Oedipus the King is, of course, by far the best known play of Sophocles. His Antigone is also very well known. But, unfortunately, few people are aware of the tragedy of Philoctetes. In typical Sophoclean fashion, almost all the action has taken place before the playwright chooses to open the play. The mis-step of Philoctetes has occurred almost ten years before when he blundered onto a patch of sacred land. In punishment for his action, a guardian serpent bit him on the leg, infecting him with noxious venom. Back on board ship, the wound began to fester, and its stench and Philoctetes’ cries of pain were so disturbing to the other warriors that Agamemnon, Menelaus’ brother and leader of the army, had to do something. He called upon Odysseus (who is always referred to as the “wily Odysseus”) to come up with a plan. Odysseus had the ship make another landfall (this time at a deserted island), where he lured Philoctetes onto the shore and stranded him, as the rest of the army sailed off to war.
A war, which after almost a decade of bloodshed, still had not been won.
And here is where Sophocles begins his play.
Odysseus has once again been called upon to use his wiles for the benefit of the group. A prophecy has revealed to the Greeks that they can only conquer Troy with the use of the bow and arrows of the god Herakles. Unfortunately for the army, the weapons were gifted by Herakles to Philoctetes. Crippled by his wound and unable to wander far from his cave home, Philoctetes is dependent upon the bow and arrows to secure food. The weaponry has sustained him—that and his undying hatred of the man who deceived him.
Odysseus has taken Achilles’ son, Neoptolemus, to Philoctetes’ island, intending to use him as a cat’s paw, to get the young man to inveigle the weaponry from the grasp of the crippled man. Neoptolemus does succeed in getting his hands on the weapons, but in a fit of conscience and pity gives them back to Philoctetes, who then turns the weapons on the man he most despises, Odysseus.
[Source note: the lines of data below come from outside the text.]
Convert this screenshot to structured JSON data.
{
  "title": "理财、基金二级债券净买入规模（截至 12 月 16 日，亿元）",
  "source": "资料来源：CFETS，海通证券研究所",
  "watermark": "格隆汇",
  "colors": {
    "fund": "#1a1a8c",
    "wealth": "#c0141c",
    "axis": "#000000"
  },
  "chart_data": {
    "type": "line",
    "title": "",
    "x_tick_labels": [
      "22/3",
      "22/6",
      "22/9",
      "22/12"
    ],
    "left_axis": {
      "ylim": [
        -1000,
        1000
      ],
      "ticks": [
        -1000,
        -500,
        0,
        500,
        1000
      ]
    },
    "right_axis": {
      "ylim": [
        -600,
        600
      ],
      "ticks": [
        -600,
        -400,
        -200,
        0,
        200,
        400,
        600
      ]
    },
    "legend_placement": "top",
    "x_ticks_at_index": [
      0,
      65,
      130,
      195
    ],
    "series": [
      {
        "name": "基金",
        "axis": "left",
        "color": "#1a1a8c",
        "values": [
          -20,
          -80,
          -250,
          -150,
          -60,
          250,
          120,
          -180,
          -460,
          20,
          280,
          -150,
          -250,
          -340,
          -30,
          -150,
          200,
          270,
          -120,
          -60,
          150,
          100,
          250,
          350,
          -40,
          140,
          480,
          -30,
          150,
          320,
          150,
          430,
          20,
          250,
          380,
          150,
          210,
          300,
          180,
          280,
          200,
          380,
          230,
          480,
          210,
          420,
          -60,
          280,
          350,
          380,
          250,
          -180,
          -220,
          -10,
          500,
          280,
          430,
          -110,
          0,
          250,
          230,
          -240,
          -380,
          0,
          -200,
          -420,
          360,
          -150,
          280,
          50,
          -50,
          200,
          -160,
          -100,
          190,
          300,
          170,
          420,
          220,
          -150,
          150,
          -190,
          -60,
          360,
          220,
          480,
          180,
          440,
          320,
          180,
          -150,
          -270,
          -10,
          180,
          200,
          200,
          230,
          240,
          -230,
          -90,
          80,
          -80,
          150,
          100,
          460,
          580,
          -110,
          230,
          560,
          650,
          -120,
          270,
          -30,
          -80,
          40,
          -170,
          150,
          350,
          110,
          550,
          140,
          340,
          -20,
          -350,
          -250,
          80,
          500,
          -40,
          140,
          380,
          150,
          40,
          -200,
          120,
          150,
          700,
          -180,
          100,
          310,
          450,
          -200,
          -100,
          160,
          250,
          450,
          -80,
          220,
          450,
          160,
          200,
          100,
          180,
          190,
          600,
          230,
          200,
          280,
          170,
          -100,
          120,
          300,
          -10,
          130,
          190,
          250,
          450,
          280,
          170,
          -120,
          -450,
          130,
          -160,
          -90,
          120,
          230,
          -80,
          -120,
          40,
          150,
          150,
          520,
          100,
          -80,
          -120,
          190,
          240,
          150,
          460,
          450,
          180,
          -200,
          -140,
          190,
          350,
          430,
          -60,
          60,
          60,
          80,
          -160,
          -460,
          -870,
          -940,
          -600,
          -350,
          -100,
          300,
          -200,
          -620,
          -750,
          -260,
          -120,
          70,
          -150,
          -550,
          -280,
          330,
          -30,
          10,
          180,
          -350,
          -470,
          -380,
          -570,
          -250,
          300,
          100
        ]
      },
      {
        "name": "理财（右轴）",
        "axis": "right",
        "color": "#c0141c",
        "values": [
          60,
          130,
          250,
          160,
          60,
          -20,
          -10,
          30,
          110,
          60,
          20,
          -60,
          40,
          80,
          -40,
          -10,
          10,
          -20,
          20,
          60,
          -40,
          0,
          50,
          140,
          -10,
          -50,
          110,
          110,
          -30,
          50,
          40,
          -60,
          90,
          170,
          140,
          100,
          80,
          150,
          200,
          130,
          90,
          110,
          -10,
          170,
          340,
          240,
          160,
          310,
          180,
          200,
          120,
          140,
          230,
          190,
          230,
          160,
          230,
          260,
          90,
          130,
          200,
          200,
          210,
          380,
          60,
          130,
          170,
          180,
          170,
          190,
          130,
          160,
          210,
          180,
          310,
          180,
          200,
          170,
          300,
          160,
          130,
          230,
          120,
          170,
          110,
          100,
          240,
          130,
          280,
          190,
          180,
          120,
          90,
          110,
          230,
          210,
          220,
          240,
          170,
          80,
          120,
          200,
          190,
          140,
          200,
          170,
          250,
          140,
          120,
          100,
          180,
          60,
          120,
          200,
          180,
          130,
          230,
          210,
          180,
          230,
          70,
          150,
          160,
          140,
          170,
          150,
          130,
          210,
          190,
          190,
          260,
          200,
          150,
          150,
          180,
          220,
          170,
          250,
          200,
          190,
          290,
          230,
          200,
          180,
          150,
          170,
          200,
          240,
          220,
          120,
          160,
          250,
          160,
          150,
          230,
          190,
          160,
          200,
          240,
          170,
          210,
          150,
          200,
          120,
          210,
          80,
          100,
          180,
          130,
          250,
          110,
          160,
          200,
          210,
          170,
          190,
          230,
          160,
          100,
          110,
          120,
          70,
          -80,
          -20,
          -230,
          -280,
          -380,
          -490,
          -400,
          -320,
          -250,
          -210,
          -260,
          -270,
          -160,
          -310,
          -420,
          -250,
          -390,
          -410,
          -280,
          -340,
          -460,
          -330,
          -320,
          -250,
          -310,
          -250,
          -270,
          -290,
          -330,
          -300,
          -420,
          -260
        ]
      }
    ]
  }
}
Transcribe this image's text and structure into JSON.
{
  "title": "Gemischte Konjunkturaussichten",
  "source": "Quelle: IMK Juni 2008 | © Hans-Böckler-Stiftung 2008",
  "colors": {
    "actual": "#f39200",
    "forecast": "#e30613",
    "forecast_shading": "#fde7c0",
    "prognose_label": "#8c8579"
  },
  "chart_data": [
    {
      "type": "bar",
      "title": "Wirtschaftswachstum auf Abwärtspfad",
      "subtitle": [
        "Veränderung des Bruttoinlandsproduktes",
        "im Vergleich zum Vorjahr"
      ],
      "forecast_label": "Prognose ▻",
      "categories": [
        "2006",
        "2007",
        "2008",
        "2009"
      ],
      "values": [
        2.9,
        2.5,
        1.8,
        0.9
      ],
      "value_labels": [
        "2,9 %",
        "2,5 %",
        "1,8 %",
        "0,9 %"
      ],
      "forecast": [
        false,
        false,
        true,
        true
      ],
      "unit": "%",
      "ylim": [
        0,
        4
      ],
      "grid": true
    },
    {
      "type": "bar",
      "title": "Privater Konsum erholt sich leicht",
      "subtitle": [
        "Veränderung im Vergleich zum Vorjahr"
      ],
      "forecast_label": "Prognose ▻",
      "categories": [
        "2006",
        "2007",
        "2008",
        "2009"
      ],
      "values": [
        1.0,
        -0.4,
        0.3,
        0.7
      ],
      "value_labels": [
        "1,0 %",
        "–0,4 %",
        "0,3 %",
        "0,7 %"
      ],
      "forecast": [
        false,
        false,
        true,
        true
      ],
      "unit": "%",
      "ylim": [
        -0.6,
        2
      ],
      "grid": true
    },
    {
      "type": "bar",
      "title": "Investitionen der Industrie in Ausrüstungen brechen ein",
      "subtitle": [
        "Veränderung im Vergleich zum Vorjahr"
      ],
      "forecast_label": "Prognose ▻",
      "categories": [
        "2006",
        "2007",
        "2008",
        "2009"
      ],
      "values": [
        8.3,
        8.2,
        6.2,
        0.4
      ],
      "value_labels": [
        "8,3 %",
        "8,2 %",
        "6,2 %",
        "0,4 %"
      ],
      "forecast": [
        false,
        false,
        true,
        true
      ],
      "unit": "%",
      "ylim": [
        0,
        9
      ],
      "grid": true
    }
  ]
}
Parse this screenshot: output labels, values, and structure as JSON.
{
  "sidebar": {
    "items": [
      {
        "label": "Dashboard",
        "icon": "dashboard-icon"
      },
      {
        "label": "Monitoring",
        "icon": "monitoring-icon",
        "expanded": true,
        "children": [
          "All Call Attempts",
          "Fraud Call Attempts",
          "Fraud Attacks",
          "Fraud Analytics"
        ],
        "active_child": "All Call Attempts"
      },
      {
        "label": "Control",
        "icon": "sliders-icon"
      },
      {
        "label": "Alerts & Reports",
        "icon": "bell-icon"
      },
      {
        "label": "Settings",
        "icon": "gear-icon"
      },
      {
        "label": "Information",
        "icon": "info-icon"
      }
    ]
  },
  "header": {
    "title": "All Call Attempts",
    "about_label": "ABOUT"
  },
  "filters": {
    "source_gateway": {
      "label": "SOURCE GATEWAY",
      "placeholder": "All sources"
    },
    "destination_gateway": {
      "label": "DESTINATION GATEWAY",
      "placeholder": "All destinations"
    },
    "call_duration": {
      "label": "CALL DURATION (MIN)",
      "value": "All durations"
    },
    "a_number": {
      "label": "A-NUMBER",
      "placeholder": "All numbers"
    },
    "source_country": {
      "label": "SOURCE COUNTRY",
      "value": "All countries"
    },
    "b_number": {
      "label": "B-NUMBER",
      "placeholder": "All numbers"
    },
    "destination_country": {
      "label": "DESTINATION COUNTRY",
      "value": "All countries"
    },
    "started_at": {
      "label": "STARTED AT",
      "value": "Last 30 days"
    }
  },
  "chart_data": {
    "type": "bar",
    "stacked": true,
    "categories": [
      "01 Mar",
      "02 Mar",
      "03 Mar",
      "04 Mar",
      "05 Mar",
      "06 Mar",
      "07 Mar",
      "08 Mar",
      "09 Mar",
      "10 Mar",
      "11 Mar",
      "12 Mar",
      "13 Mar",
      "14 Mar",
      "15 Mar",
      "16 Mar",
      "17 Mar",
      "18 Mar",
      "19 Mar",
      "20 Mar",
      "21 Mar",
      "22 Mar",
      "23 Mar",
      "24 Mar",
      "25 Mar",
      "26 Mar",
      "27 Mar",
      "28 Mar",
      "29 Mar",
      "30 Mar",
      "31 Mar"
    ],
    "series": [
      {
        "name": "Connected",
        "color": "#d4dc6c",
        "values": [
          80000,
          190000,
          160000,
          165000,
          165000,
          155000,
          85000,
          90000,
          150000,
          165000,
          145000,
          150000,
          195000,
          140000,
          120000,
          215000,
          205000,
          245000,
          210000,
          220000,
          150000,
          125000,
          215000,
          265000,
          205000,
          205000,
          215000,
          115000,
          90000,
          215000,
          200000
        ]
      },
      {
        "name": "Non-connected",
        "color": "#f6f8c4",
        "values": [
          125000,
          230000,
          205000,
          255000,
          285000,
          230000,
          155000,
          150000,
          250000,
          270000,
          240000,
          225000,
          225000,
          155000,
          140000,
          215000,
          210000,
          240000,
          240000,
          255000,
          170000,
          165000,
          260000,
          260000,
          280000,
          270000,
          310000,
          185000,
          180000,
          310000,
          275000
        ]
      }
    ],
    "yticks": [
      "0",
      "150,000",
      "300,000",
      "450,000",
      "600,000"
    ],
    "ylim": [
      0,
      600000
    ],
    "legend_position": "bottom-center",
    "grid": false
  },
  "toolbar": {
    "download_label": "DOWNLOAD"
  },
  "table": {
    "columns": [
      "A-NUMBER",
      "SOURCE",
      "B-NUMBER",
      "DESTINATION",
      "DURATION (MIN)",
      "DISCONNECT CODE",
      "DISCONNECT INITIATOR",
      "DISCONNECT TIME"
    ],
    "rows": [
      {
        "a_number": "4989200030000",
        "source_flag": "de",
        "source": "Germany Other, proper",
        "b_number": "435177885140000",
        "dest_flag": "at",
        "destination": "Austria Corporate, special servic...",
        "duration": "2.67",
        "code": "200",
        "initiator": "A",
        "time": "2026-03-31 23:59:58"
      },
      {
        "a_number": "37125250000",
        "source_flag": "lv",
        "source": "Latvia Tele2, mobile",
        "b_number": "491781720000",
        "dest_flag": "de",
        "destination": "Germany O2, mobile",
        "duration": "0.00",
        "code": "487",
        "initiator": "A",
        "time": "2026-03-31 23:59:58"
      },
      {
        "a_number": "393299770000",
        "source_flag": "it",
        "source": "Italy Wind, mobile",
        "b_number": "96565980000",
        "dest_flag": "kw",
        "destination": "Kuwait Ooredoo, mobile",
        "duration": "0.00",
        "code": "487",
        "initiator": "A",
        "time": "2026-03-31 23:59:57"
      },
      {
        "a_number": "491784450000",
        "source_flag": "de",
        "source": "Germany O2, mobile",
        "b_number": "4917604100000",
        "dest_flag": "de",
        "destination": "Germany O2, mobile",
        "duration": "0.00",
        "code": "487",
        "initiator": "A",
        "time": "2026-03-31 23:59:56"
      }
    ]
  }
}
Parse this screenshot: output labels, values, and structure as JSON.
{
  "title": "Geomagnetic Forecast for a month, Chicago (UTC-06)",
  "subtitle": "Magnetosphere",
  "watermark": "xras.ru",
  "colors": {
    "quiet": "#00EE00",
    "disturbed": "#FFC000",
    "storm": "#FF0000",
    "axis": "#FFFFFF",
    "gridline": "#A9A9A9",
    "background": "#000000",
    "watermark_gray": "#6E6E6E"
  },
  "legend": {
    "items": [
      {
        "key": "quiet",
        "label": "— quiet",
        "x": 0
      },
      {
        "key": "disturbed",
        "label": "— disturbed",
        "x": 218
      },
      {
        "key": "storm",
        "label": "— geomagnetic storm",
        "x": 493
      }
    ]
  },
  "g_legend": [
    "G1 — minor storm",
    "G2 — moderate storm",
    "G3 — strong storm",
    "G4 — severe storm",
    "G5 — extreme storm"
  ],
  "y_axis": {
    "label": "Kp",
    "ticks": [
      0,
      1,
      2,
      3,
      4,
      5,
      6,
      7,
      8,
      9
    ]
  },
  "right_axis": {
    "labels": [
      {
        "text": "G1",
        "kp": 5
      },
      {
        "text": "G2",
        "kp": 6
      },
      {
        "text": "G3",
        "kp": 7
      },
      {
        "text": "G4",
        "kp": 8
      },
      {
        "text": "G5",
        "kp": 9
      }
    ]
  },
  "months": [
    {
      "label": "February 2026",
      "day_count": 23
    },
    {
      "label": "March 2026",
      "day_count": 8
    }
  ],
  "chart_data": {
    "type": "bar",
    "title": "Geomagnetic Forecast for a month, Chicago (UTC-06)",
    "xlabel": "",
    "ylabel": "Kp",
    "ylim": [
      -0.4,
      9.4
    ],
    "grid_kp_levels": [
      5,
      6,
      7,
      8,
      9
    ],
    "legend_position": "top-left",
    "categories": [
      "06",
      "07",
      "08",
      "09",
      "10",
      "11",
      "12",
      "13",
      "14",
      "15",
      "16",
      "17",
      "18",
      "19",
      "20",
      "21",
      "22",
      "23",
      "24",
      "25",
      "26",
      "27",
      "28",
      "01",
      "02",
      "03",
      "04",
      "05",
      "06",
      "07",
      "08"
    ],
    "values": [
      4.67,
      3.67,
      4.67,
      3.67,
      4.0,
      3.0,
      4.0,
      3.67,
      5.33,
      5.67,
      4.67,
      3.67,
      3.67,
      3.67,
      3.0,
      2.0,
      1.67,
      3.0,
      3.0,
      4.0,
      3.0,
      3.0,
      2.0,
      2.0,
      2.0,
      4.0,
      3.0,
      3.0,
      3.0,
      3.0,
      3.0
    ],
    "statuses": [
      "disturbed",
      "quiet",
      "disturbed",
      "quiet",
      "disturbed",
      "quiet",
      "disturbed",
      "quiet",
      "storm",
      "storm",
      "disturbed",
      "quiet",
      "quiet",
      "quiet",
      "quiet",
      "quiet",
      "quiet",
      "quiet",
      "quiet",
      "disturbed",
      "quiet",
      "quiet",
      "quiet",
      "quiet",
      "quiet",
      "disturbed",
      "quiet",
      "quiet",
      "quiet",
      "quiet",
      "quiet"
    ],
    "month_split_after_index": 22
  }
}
Disaster looms—averted only by the appearance of a literal deus ex machina: Herakles descends from the heavens. He addresses Philoctetes:
Thou too like me by toils must rise to glory-(translated by Thomas Francklin)
Thou too must suffer, ere thou canst be happy;
Hence . . . to Troy, where honour calls,
Where health awaits thee- where, by virtue raised
To highest rank, and leader of the war,
Paris, its hateful author, shalt thou slay,
Lay waste proud Troy, and send thy trophies home. . . .
My Aesculapius will I send e'en now To heal thy wounds-Then go, and conquer Troy.
Left to himself, Philoctetes would savor his bile and nurse his grievances. But the god’s command to Philoctetes to swallow his hatred for Odysseus and the rest of the Greek leadership overrules him. The gifts of the gods (such as Herakles’ bow and arrows) are not for a private man. They are meant for the community (civilization, if you like). And it is within civilization that the arts and sciences flourish. It is only when Philoctetes is re-integrated into society that he can be healed. There is no art of medicine on a desert island.